28 julio, 2007

AMBICIÓN

Ambición es una palabra con carácter peyorativo. No la utilizo aquí con esa intención.
Mis compañeros de trabajo consideran que algunos de nuestros alumnos carecen de ambición porque sólo aspiran a que su futuro sea parecido al presente de sus padres. No desean salir del pueblo, ni superar el nivel de formación que sus padres tuvieron, ni mejorar siquiera en cuanto a posición social. Se conforman con seguir siendo una repetición clónica de sus progenitores.

También yo les censuro esa actitud y me parece lógico aspirar a más. Sin embargo, si me paro a pensarlo he de reconocer que mis padres tampoco me educaron en ese deseo de superar lo que ellos habían sido.

¿Hemos de esforzarnos por ser lo máximo que podemos llegar a ser?

A mí me parece que lo importante es saber aceptar las consecuencias de tus propios
actos. Os explico.

El marido de una de mis hermanas, que tendrá mi edad, comenzó siendo, varios años antes que yo, profesor de filosofía en un instituto, pero es un hombre muy trabajador y siempre quiso más. Hizo el doctorado, terminó la tesis, entró en la Universidad y ahora es profesor titular de ética. Ha publicado numerosos libros y no para de trabajar (gracias a su ayuda publiqué yo el mío, por cierto). Si utilizamos una metáfora militar (prescindiendo de la mala prensa que en estos tiempos tiene todo ese campo) podíamos decir que nunca se ha cansado de conquistar nuevos territorios y ha ido ampliando de manera constante su imperio. Por cierto, también en lo personal, tiene nada menos que cuatro hijos. A día de hoy tiene nuevos proyectos profesionales y no se puede decir que sus conquistas están concluidas.

Yo lo admiro. Admiro su vocación de trabajo y una constancia a prueba de todo. Aparte que le debo muchas cosas, pero eso es tema para otro día.

¿Debía mi vida haberse parecido más a la suya? Supongamos que mi inteligencia hubiera sido suficiente para hacer lo que él ha hecho. ¿Hice yo mal conformándome con ser sencillamente un profesor de instituto, no intentando nunca hacer la tesis y sin aspirar jamás a entrar en la universidad?
Desde luego lo que él hace en su vida no casa con lo que es mi carácter. Como dice mi cuñada yo aspiro a ascender no en vertical, sino en horizontal. No trato de estar en otro sitio mejor sino en estar mejor allí donde ya estoy.

Aceptar las consecuencias de lo que haces consiste en aceptar el lugar en el que estás sabiendo es que resultado del empeño que tu has hecho para estar allí.

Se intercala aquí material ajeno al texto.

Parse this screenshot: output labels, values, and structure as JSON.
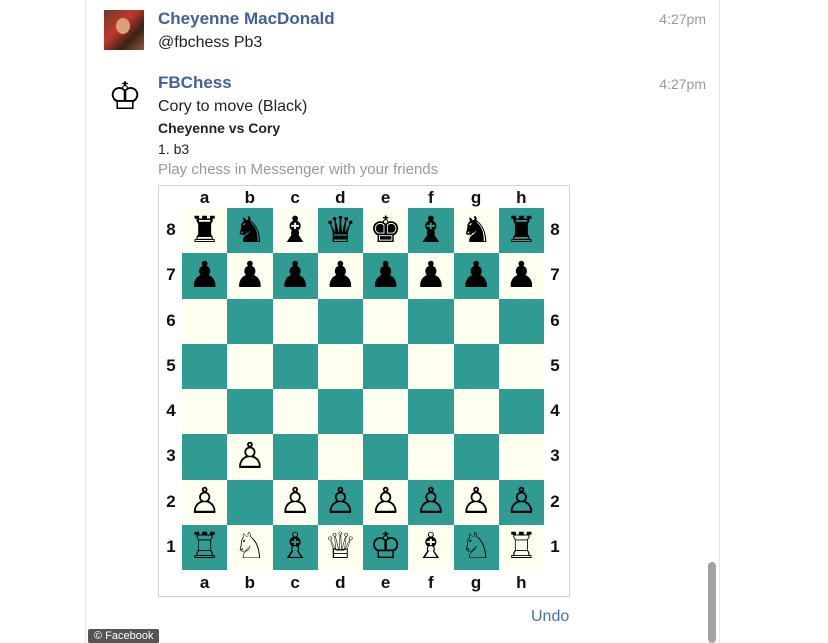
{
  "messages": [
    {
      "sender": "Cheyenne MacDonald",
      "time": "4:27pm",
      "text": "@fbchess Pb3"
    },
    {
      "sender": "FBChess",
      "time": "4:27pm",
      "lines": [
        "Cory to move (Black)",
        "Cheyenne vs Cory",
        "1. b3",
        "Play chess in Messenger with your friends"
      ]
    }
  ],
  "board": {
    "files": [
      "a",
      "b",
      "c",
      "d",
      "e",
      "f",
      "g",
      "h"
    ],
    "ranks": [
      "8",
      "7",
      "6",
      "5",
      "4",
      "3",
      "2",
      "1"
    ],
    "rows": [
      [
        "♜",
        "♞",
        "♝",
        "♛",
        "♚",
        "♝",
        "♞",
        "♜"
      ],
      [
        "♟",
        "♟",
        "♟",
        "♟",
        "♟",
        "♟",
        "♟",
        "♟"
      ],
      [
        "",
        "",
        "",
        "",
        "",
        "",
        "",
        ""
      ],
      [
        "",
        "",
        "",
        "",
        "",
        "",
        "",
        ""
      ],
      [
        "",
        "",
        "",
        "",
        "",
        "",
        "",
        ""
      ],
      [
        "",
        "♙",
        "",
        "",
        "",
        "",
        "",
        ""
      ],
      [
        "♙",
        "",
        "♙",
        "♙",
        "♙",
        "♙",
        "♙",
        "♙"
      ],
      [
        "♖",
        "♘",
        "♗",
        "♕",
        "♔",
        "♗",
        "♘",
        "♖"
      ]
    ],
    "colors": {
      "light": "#fffff0",
      "dark": "#2f9b92"
    }
  },
  "undo_label": "Undo",
  "credit": "© Facebook",
  "accent": "#4060a0",
  "bot_icon": "♔"
}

Lo que no tendría sentido sería que yo, llevando la vida relajada que he llevado, me lamentara de no ser doctor, profesor de universidad o cosas por el estilo. ¿Tendría sentido que yo sintiera envidia de su posición y me lamentara de llevar la vida que he escogido vivir?

Este “post” tiene relación con el anterior. Disfrutar y crecer son dos motivaciones del ser humano. Si a mí me mueve más la primera, a él le mueve más la segunda. ¿No será sin embargo una obligación del ser humano crecer y conquistar nuevos territorios?

¿Os acordáis de los imperativos de que hablaba Kant?
Un imperativo es hipotético cuando depende de una condición. “Si no te quieres mojar llévate paraguas.”
Otros eran categóricos. Debían cumplirse siempre, con independencia de tus deseos. “No mates”.

Perfecciónate, aspira a más, ten ambición. ¿Será hipotético o categórico?

Si es hipotético no hay más que hablar. Yo me siento feliz de ser quien soy. Y me parece justo que otros “sean más”, puesto que han currado mucho más.

Sin embargo a veces tengo la duda de si será categórico. Es la misma inquietud relacionada con mis vacaciones. ¿Es suficiente con que descanse, disfrute y me entretenga o debería hacer cosas que me mejoraran y ampliaran mis posibilidades, como aprender inglés o estudiar filosofía?

Para mí es como una especie de dilema entre el placer y el deber.

2 comentarios:

  1. Yo no tengo ninguna duda. No quiero crecer (en vertical) si eso no me hace disfrutar.
    He vuelto de vacaciones. He encendido el ordenador para ver el correo y me he quedado enganchada a las Patatitas Pochas. He leído todito lo que se había publicado en mi ausencia. ¡Qué bien que quede alguna mente agitada que no descansa ni en vacaciones!

    ResponderEliminar
  2. Jaja. Todito, todito...no.
    Leo ahora que este blog se cierra en agosto. Ohhhhhhh!!